Turns out that the origins of my state are pretty embarrassing. When WHH took the reins, the Indiana Territory was in the midst of internal and external debate as to whether slavery would be allowed. Article VI of the Northwest Ordinance had seemingly resolved this issue. It stated that all slavery was banned north of the Ohio river. However, WHH chose to interpret the ordinance liberally, as to merely outlaw all new slavery. In fact, "his first major public initiative as governor was to bring more slaves to the area." Then, to be sure, he suspended Article VI for 10 years. All of this in the face of popular opposition. This policy of deliberate ambiguity began a long period of Indianan indecision on the slavery issue that was not fully resolved until the state opted to take the Union side in the Civil War.

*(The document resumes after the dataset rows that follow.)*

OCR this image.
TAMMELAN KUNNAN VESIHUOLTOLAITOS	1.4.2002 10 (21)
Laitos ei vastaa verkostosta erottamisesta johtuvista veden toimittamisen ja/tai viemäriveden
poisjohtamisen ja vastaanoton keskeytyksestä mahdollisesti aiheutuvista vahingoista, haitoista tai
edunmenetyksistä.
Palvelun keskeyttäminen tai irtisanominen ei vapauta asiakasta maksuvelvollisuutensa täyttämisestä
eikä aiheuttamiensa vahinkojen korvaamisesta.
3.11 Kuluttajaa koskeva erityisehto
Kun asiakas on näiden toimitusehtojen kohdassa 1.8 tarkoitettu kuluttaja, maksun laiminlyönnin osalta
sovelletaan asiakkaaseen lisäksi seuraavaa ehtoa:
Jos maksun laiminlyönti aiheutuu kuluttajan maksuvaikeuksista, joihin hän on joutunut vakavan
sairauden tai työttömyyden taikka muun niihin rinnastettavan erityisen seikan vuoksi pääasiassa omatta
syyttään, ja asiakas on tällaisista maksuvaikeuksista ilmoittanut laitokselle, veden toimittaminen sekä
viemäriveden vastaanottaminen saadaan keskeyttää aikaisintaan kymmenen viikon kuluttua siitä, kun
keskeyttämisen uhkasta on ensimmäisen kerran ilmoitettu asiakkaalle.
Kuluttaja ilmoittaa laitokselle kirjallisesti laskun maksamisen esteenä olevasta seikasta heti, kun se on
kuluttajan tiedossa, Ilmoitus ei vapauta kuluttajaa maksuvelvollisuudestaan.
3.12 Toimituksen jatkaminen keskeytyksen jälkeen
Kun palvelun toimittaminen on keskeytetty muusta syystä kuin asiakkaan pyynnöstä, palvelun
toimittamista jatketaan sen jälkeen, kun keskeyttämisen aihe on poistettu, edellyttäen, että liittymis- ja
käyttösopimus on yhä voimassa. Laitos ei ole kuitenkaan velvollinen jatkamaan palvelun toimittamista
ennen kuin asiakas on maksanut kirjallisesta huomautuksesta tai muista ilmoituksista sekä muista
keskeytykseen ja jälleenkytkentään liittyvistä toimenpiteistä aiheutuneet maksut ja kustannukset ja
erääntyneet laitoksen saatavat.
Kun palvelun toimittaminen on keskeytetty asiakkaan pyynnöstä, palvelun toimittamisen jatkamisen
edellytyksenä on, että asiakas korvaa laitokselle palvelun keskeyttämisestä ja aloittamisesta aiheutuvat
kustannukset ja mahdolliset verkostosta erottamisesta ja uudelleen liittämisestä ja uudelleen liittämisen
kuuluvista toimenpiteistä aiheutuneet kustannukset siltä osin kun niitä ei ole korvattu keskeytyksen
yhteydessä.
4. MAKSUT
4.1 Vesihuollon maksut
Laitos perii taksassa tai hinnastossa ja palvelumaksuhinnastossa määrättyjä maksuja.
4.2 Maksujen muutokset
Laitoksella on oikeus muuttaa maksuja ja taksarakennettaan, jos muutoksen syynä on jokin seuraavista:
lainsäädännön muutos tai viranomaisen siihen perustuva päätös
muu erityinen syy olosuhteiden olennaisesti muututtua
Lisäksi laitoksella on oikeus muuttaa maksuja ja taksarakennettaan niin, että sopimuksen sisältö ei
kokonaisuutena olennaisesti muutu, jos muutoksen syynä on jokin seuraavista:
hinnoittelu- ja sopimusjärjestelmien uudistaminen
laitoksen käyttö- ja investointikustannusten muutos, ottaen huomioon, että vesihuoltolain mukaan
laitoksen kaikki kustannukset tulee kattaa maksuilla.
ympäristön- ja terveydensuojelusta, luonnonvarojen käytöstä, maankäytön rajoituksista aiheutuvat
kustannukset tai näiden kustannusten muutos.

By the time I got to the Indiana chapter, though, I knew what to expect. By that time, WHH had already spent 3 years as the devil perched atop President Jefferson's shoulder. Thomas Jefferson's contradiction as a freedom-promoting slavery propagator has been well-covered, not least in this blog. And it has always been something of a mystery to me how a President could enforce laws he so fervently believed to be unjust. Owens explains it like this: "While Jefferson's distaste for slavery in the abstract prevented him from encouraging its spread, a lack of moral courage prevented him from decisively discouraging it."
WHH had no such reservations, and actively encouraged slavery's spread in the Indiana Territory. Most troubling is that his motivation appears to have been at least partly personal. WHH, you see, had always been very self-conscious about his less-than-aristocratic upbringing. And he was constantly compensating by acquiring more land, more power. "He needed to openly display not only his worth but his power as well," Owens tells us, and "[f]or the society into which he was born, to be a man of note was to have control over others . . . being a master to slaves."
With this guy as our first governor, it is miraculous that Indiana eventually produced such national treasures as Kurt Vonnegut, James Dean, and the Butler Bulldogs. I will hold out more hope for the biography of Indiana's second President, Dan Quayle.